According to the Today show, Tyler Moon decided to put “Jesus Saves” on his bib for a 10-mile race earlier this month, wanting to showcase an inspiring message where many runners choose to put their first names.
However, eight miles into the race, Moon, 25, had a heart attack and collapsed, according to Today. According to Runner’s World, Moon’s heart stopped pumping blood for about 10 seconds after he experienced ventricular tachycardia, an irregularly fast heartbeat.
Nearby in the race was Jesus Bueno, who goes by Jesse, according to Today. Bueno, a certified registered nurse anesthetist, rushed to help the fallen runner and gave him CPR until paramedics arrived on the scene.
“As I’m running, I just kind of see, basically, the aftermath of him falling down,” Bueno told the outlet. “Another gentleman went over there to check on him. Initially, I thought he was seizing. He kind of had little tonic motions, just kind of indicative of seizures. I got him on his side to assess him and look at him, then flipped him over on his back, once those motions subsided.”

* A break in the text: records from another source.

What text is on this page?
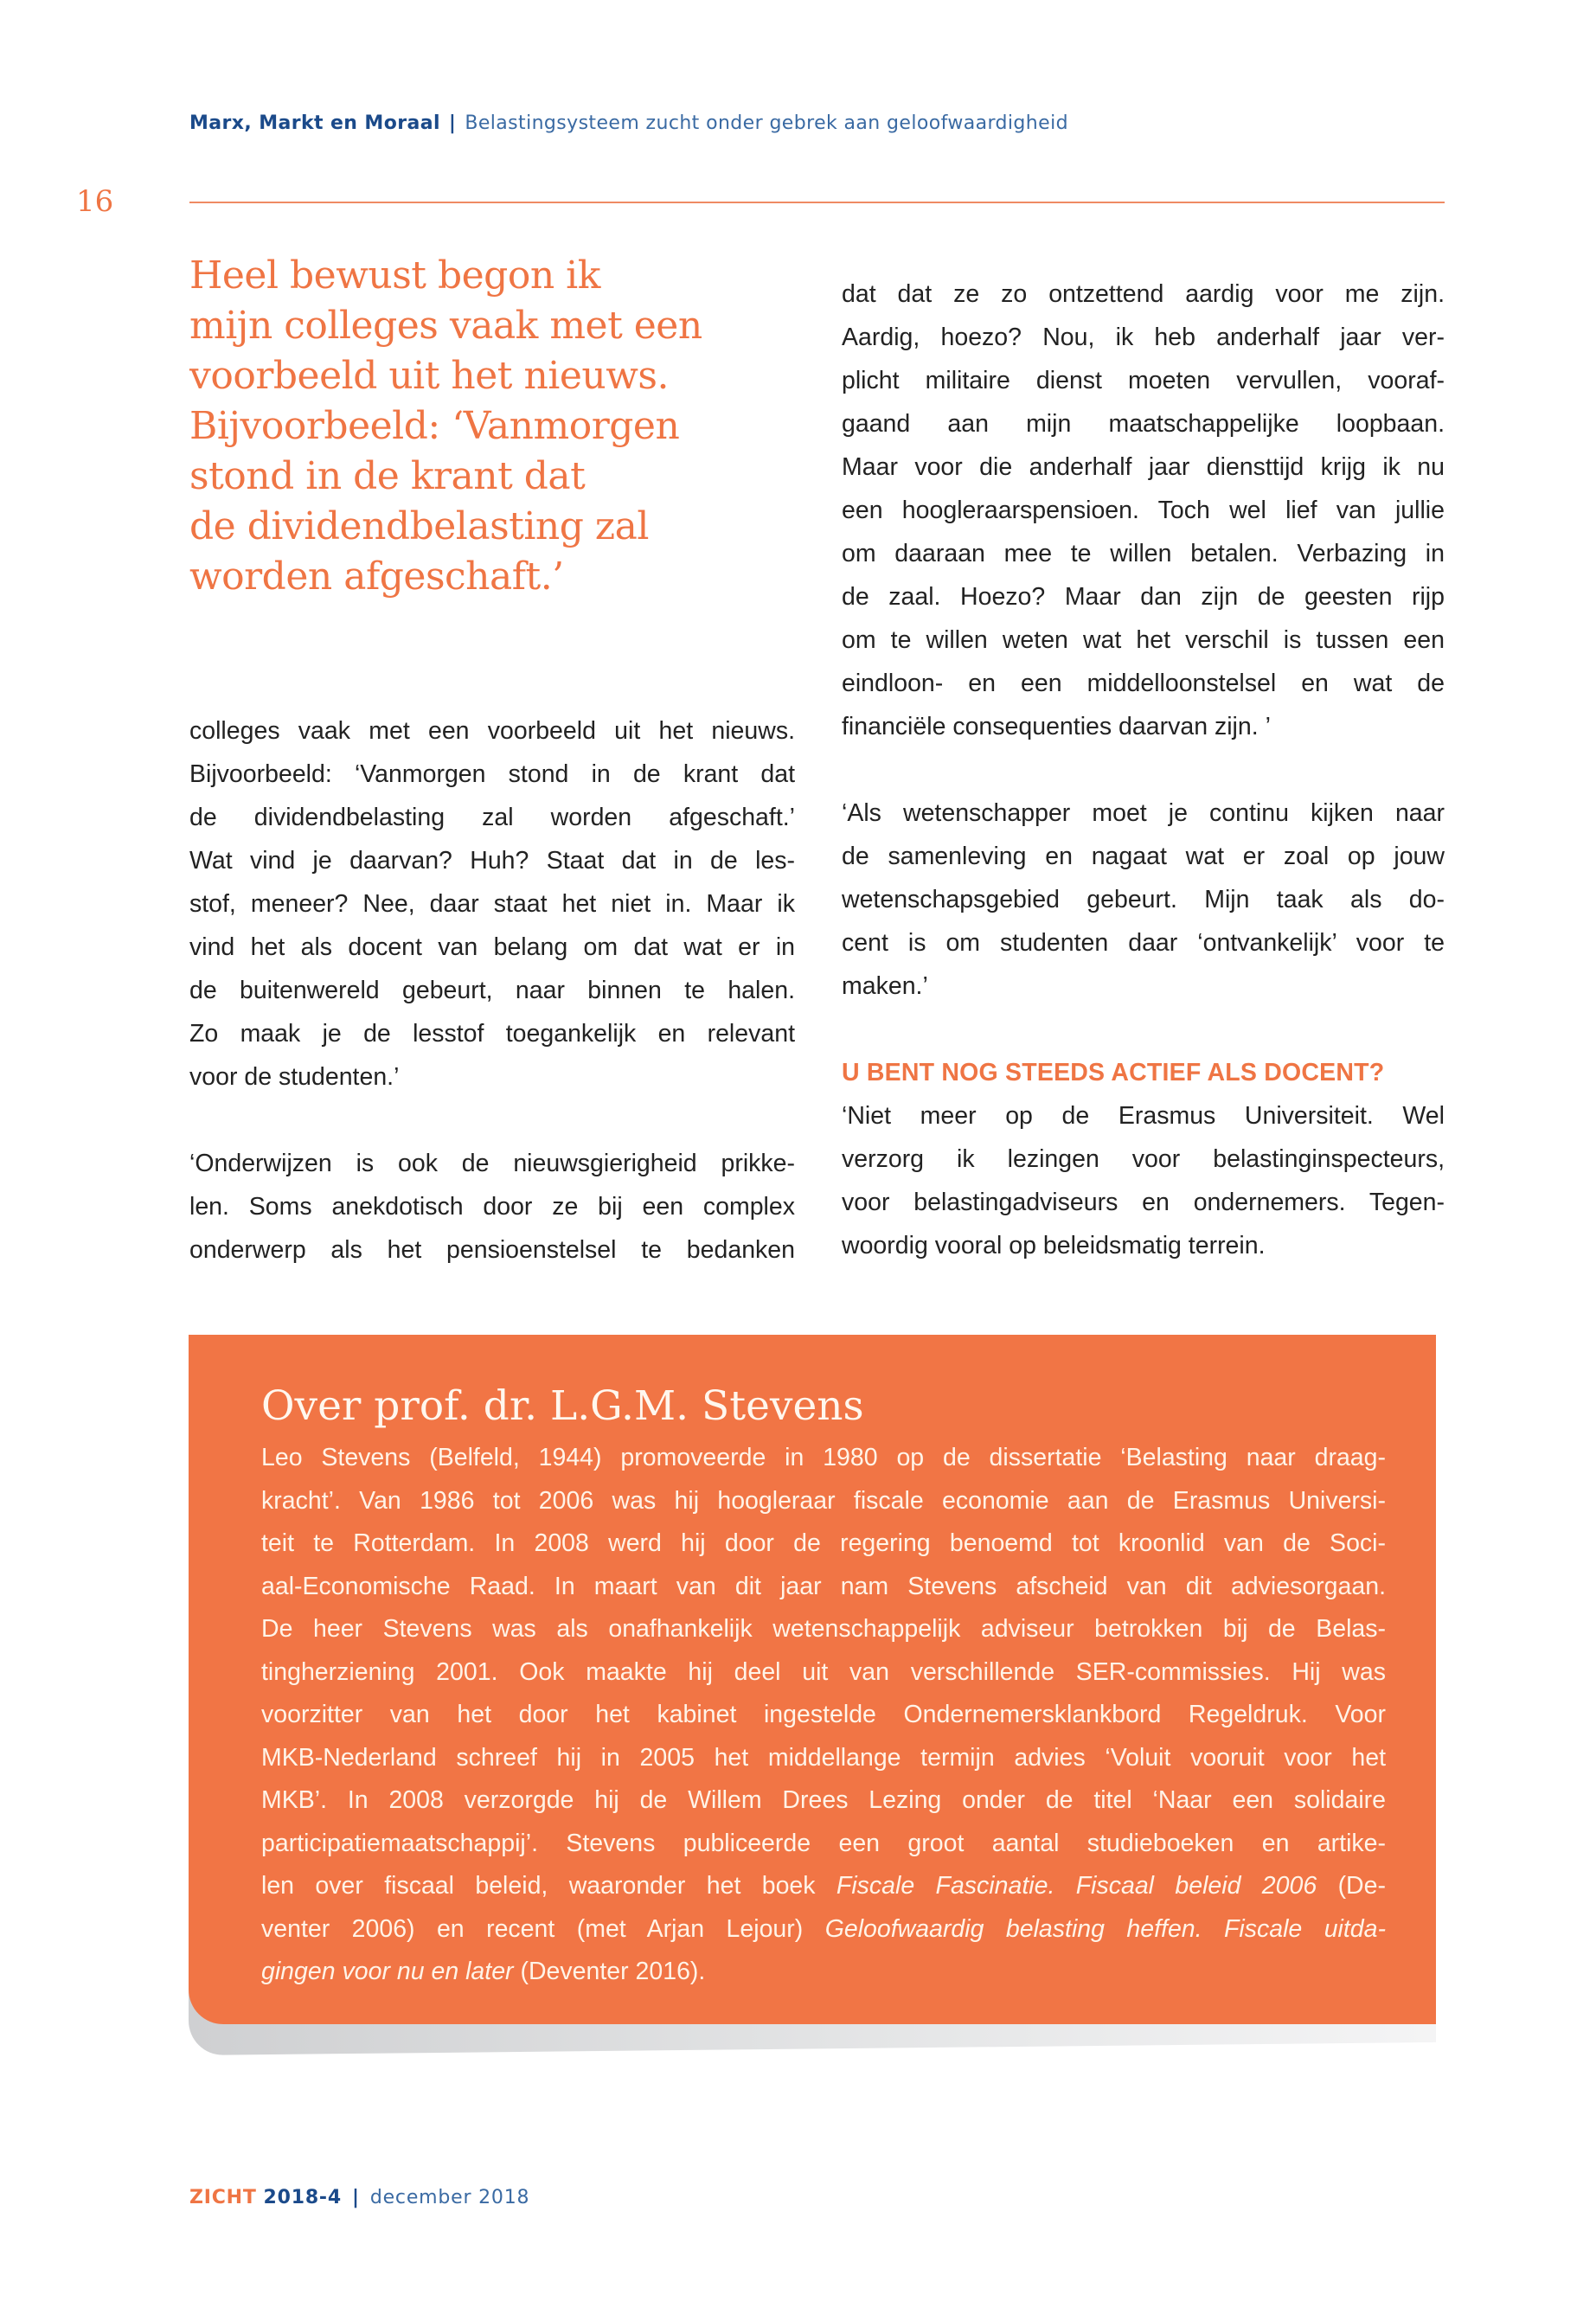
Marx, Markt en Moraal | Belastingsysteem zucht onder gebrek aan geloofwaardigheid
16
Heel bewust begon ik
mijn colleges vaak met een
voorbeeld uit het nieuws.
Bijvoorbeeld: ‘Vanmorgen
stond in de krant dat
de dividendbelasting zal
worden afgeschaft.’

colleges vaak met een voorbeeld uit het nieuws.
Bijvoorbeeld: ‘Vanmorgen stond in de krant dat
de dividendbelasting zal worden afgeschaft.’
Wat vind je daarvan? Huh? Staat dat in de les-
stof, meneer? Nee, daar staat het niet in. Maar ik
vind het als docent van belang om dat wat er in
de buitenwereld gebeurt, naar binnen te halen.
Zo maak je de lesstof toegankelijk en relevant
voor de studenten.’

‘Onderwijzen is ook de nieuwsgierigheid prikke-
len. Soms anekdotisch door ze bij een complex
onderwerp als het pensioenstelsel te bedanken

dat dat ze zo ontzettend aardig voor me zijn.
Aardig, hoezo? Nou, ik heb anderhalf jaar ver-
plicht militaire dienst moeten vervullen, vooraf-
gaand aan mijn maatschappelijke loopbaan.
Maar voor die anderhalf jaar diensttijd krijg ik nu
een hoogleraarspensioen. Toch wel lief van jullie
om daaraan mee te willen betalen. Verbazing in
de zaal. Hoezo? Maar dan zijn de geesten rijp
om te willen weten wat het verschil is tussen een
eindloon- en een middelloonstelsel en wat de
financiële consequenties daarvan zijn. ’

‘Als wetenschapper moet je continu kijken naar
de samenleving en nagaat wat er zoal op jouw
wetenschapsgebied gebeurt. Mijn taak als do-
cent is om studenten daar ‘ontvankelijk’ voor te
maken.’

U BENT NOG STEEDS ACTIEF ALS DOCENT?

‘Niet meer op de Erasmus Universiteit. Wel
verzorg ik lezingen voor belastinginspecteurs,
voor belastingadviseurs en ondernemers. Tegen-
woordig vooral op beleidsmatig terrein.

Over prof. dr. L.G.M. Stevens
Leo Stevens (Belfeld, 1944) promoveerde in 1980 op de dissertatie ‘Belasting naar draag-
kracht’. Van 1986 tot 2006 was hij hoogleraar fiscale economie aan de Erasmus Universi-
teit te Rotterdam. In 2008 werd hij door de regering benoemd tot kroonlid van de Soci-
aal-Economische Raad. In maart van dit jaar nam Stevens afscheid van dit adviesorgaan.
De heer Stevens was als onafhankelijk wetenschappelijk adviseur betrokken bij de Belas-
tingherziening 2001. Ook maakte hij deel uit van verschillende SER-commissies. Hij was
voorzitter van het door het kabinet ingestelde Ondernemersklankbord Regeldruk. Voor
MKB-Nederland schreef hij in 2005 het middellange termijn advies ‘Voluit vooruit voor het
MKB’. In 2008 verzorgde hij de Willem Drees Lezing onder de titel ‘Naar een solidaire
participatiemaatschappij’. Stevens publiceerde een groot aantal studieboeken en artike-
len over fiscaal beleid, waaronder het boek Fiscale Fascinatie. Fiscaal beleid 2006 (De-
venter 2006) en recent (met Arjan Lejour) Geloofwaardig belasting heffen. Fiscale uitda-
gingen voor nu en later (Deventer 2016).
ZICHT 2018-4 | december 2018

Video: Why Pumpkin Seed Oil Is Heart-Healthy
“We all worked together,” Bueno added, explaining that a large group of people stopped running to help Moon. “It went pretty darn smooth, in the scheme of things.”
According to Runner’s World, Moon is still recovering, but the magazine reported that doctors say the incident was an anomaly and he is expected to make a full recovery.

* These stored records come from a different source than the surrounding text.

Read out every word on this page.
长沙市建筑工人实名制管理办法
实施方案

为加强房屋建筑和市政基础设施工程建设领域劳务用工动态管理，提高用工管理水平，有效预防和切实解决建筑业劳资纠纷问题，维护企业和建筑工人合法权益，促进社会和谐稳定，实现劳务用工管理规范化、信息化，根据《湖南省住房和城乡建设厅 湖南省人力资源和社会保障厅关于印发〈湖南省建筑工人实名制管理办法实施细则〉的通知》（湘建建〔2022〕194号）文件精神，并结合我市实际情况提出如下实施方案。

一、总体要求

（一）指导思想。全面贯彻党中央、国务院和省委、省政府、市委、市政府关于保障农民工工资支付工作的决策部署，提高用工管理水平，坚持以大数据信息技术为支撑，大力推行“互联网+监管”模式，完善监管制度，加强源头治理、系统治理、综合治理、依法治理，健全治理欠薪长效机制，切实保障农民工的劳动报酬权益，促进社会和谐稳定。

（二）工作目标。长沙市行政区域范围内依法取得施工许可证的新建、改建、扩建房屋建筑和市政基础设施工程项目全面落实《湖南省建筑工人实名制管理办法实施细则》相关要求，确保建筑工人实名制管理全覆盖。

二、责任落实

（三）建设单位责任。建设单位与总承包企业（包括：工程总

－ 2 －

“It’s the craziest race I’ve ever done,” Bueno told Today, which reported that the two men have been in touch over text. “The chance of surviving an out-of-hospital cardiac arrest is pretty darn slim. To hear that he basically has made a full recovery, it was just great.”

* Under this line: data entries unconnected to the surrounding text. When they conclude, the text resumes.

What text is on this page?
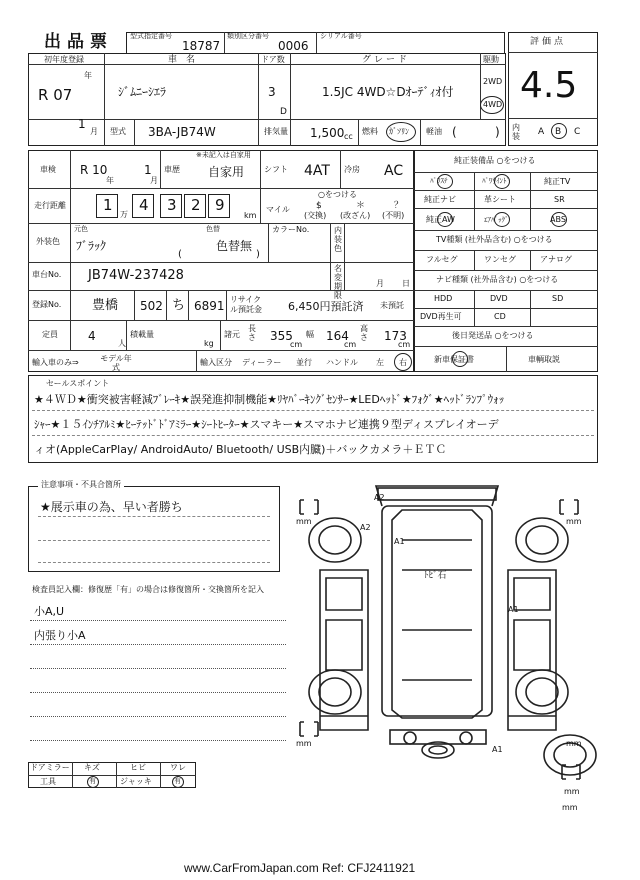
出品票 型式指定番号
18787
類別区分番号
0006
シリアル番号
評価点
4.5
内装 A B C
初年度登録
年
R 07
1
月
車　名
ｼﾞﾑﾆｰｼｴﾗ
ドア数
3
D
グレード
1.5JC 4WD☆Dｵｰﾃﾞｨｵ付
駆動
2WD
4WD
型式 3BA-JB74W	排気量 1,500 cc
燃料 ｶﾞｿﾘﾝ 軽油 (	)
車検 R 10
年
1
月
車歴
※未記入は自家用
自家用 シフト 4AT 冷房 AC
走行距離 1
万
4 3 2 9
km
○をつける
マイル	$
(交換)
＊
(改ざん)
？
(不明)
外装色
元色
ﾌﾞﾗｯｸ
色替
色替無
(	)
カラーNo.	内装色
車台No. JB74W-237428	名変期限
月 日
登録No. 豊橋 502 ち 6891 リサイクル預託金	6,450円預託済 未預託
定員	4
人
積載量
kg
諸元
長さ 355
cm
幅 164
cm
高さ 173
cm
輸入車のみ⇒	モデル年式
輸入区分 ディーラー 並行 ハンドル 左 右
純正装備品 ○をつける
ﾊﾟﾜｽﾃ	ﾊﾟﾜｳｲﾝﾄﾞ	純正TV
純正ナビ	革シート	SR
純正AW	ｴｱﾊﾞｯｸﾞ	ABS
TV種類 (社外品含む) ○をつける
フルセグ	ワンセグ	アナログ
ナビ種類 (社外品含む) ○をつける
HDD	DVD	SD
DVD再生可	CD
後日発送品 ○をつける
新車保証書	車輌取説
セールスポイント
★４ＷＤ★衝突被害軽減ﾌﾞﾚｰｷ★誤発進抑制機能★ﾘﾔﾊﾞｰｷﾝｸﾞｾﾝｻｰ★LEDﾍｯﾄﾞ★ﾌｫｸﾞ★ﾍｯﾄﾞﾗﾝﾌﾟｳｫｯ
ｼｬｰ★１５ｲﾝﾁｱﾙﾐ★ﾋｰﾃｯﾄﾞﾄﾞｱﾐﾗｰ★ｼｰﾄﾋｰﾀｰ★スマキー★スマホナビ連携９型ディスプレイオーデ
ィオ(AppleCarPlay/ AndroidAuto/ Bluetooth/ USB内臓)＋バックカメラ＋ＥＴＣ
注意事項・不具合箇所
★展示車の為、早い者勝ち
検査員記入欄：修復歴「有」の場合は修復箇所・交換箇所を記入
小A,U
内張り小A
ドアミラー キズ	ヒビ	ワレ
工具	有	ジャッキ	有
A2
A2
A1
ﾄﾋﾞ石
A1
A1
mm	mm
mm	mm
mm
mm
www.CarFromJapan.com Ref: CFJ2411921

Meanwhile, Moon said he hopes his story inspires others to get out and help strangers in need.
“The fact that God placed all these wonderful, incredible human beings right behind me; it’s amazing to think of them and what they’ve done for me,” he told Today. “I hope that people are encouraged to take that CPR class, to help a stranger, to help someone in need. That’s the big message I really want to get across.”